The specification of normalize-unicode states: Returns the value of $arg normalized according to the normalization criteria for a normalization form identified by the value of $normalizationForm It also refers to: See [Character Model for the World Wide Web 1.0: Normalization] for a description of the normalization forms. However, consider the following query: normalize-string('̂', 'FULLY-NORMALIZED') Normalizing this string does not produce a fully normalized result. I assume the correct way to fully normalize this is to add a leading space character, but I cannot see where this behaviour is specified.
This issue is discussed here: http://lists.w3.org/Archives/Public/public-qt-comments/2003Oct/0198.html a discussion which started with my observation "It's not at all clear to me that supporting "fully-normalized" form makes any sense at all. Whereas the Unicode normalization forms all describe an algorithm for normalizing data, the "fully-normalized" form is described only as a property of a string. There is no algorithm provided for making a string fully-normalized, and the only algorithms that one might come up with involve losing information." The next message in the thread summarizes what we concluded about the algorithm: "... a check that the first character in the string being normalized is a base character (e.g. has a combining class of 0). If the last test fails, a space is inserted at the start of the data to carry the combining mark." If my memory serves me right, we were assured that the algorithm would be properly described in a future version of CharMod, and we felt that it needed to be fixed in CharMod rather than in our specs. Perhaps that was wishful thinking (many things related to I18N are). For my own part, if I remember right I decided not to support this optional feature until it was better specified.
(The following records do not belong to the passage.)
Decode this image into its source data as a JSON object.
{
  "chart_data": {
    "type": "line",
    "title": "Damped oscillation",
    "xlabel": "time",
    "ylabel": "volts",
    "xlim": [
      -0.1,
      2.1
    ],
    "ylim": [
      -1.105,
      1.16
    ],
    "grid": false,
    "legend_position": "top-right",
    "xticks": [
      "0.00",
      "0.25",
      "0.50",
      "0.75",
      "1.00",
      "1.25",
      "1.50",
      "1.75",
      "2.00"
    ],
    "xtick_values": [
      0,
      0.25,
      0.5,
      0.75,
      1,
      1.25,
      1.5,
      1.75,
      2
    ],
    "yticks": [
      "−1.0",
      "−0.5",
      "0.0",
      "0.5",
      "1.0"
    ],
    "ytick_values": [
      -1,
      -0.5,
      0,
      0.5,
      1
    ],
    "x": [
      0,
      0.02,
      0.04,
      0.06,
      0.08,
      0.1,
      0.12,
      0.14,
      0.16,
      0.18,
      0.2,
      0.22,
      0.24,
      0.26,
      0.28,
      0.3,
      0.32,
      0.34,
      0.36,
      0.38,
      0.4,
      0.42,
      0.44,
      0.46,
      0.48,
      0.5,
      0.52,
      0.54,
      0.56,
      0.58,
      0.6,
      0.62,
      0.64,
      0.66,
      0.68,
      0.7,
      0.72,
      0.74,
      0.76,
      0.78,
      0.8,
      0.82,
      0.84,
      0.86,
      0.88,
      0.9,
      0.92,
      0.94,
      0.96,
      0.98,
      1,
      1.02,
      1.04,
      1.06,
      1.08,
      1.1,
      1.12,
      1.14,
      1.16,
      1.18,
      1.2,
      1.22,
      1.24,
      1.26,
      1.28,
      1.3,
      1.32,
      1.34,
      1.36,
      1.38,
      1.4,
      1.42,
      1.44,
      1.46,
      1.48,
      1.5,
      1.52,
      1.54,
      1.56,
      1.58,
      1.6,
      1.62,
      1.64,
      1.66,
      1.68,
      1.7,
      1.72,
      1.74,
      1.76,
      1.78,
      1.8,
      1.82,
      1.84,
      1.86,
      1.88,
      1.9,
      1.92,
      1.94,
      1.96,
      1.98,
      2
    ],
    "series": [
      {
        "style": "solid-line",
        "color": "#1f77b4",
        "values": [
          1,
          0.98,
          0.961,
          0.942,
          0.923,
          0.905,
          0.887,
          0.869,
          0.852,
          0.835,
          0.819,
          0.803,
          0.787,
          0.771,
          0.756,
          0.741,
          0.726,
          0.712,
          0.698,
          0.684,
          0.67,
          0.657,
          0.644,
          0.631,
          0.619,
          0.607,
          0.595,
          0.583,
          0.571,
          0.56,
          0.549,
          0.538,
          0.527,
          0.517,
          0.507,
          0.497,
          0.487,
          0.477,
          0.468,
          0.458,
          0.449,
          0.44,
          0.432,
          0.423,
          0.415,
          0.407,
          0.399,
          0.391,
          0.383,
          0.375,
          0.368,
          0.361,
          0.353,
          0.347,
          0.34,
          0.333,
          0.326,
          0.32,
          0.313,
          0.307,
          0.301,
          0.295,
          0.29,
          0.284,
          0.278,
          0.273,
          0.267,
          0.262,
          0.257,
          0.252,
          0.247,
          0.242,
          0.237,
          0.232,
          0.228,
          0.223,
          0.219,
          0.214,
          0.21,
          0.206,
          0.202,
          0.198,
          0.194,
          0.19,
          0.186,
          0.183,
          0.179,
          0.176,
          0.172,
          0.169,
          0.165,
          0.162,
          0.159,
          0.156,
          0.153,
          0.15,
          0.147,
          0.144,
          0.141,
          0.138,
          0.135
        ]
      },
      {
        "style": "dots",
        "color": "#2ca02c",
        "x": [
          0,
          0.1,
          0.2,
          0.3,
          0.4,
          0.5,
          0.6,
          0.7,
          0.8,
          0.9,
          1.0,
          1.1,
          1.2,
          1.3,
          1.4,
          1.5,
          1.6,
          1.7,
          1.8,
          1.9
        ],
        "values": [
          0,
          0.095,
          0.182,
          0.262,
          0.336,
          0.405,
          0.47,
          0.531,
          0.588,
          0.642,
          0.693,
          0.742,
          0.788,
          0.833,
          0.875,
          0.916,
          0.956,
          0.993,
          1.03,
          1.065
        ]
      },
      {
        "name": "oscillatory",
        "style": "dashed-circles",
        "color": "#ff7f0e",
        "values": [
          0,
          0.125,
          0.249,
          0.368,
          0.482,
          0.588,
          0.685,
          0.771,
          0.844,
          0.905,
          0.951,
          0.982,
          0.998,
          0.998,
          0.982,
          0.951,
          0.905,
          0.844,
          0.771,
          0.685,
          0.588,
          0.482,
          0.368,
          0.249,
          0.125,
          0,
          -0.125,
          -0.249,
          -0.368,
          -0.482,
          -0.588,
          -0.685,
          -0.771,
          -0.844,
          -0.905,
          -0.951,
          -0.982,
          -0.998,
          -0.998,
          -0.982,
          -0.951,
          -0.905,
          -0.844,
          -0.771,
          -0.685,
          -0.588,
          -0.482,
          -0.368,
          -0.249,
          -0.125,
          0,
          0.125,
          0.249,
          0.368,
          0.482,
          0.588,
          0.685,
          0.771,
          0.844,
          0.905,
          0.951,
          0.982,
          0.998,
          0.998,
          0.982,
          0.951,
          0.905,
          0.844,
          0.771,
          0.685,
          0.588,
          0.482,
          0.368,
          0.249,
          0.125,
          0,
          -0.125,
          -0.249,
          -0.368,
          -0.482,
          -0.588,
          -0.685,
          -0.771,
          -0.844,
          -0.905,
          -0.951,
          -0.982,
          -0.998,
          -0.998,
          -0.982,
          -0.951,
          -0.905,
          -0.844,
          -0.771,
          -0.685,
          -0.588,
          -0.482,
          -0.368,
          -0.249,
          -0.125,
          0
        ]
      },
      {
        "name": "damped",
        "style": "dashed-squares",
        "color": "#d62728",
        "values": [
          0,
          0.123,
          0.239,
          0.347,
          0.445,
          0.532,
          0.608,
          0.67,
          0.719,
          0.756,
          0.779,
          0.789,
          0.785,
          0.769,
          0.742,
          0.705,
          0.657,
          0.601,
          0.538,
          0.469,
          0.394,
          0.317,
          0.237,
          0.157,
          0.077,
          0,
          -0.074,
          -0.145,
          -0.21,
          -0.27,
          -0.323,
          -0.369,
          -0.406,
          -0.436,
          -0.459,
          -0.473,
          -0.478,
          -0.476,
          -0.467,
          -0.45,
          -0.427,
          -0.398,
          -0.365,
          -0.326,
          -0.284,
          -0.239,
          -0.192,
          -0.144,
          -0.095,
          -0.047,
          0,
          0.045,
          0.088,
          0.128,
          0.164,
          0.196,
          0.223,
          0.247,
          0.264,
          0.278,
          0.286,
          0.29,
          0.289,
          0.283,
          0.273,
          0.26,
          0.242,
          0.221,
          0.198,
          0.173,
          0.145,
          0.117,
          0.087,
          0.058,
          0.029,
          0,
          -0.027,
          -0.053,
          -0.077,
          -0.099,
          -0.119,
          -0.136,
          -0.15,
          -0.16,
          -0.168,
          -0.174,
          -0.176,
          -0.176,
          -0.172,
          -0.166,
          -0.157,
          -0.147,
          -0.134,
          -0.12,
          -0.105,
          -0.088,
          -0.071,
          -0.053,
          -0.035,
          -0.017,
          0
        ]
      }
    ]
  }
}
I propose that (a) in the 1.0 spec, we don't fix this; (b) in 1.1, we fix it as follows: Delete the sentence "See [Character Model for the World Wide Web 1.0: Normalization] for a description of the normalization forms." Substitute "Normalization forms NFC, NFD, NFKC, and NFKD, and algorithms for converting a string to each of these forms, are defined in [Unicode Normalization]." where this is a new normative reference to http://unicode.org/reports/tr15/. Add the standard wording about which version of Unicode may be used. Add "The motivation for normalization form FULLY-NORMALIZED is described in [charmod-norm]." {which now becomes a non-normative reference} "However, as that specification did not progress beyond working draft status, the normative specification is as follows. A string is fully-normalized if (a) it is normalization form NFC as defined by [Unicode Normalization], and (b) it does not start with a composing character. A composing character is a character that is one or both of the following: (a) the second character in the canonical decomposition mapping of some character that is not listed in the Composition Exclusion Table defined in [UTR #15], or (b) of non-zero canonical combining class (as defined in [Unicode]). A string is converted to FULLY-NORMALIZED form as follows: (a) if the first character in the string is a composing character, prepend a single space (b) convert the string to normalization form NFC
In the Joint teleconference of the XSL WG and the XML Query WG on 2010-01-19, minuted at http://lists.w3.org/Archives/Member/w3c-xsl-query/2010Jan/0081.html (member-only link), the proposal in comment 2 was accepted. As a result, I am marking this bug RESOLVED/FIXED. If you agree with the solution adopted, please mark the bug CLOSED.
These changes have now been applied to the baseline spec.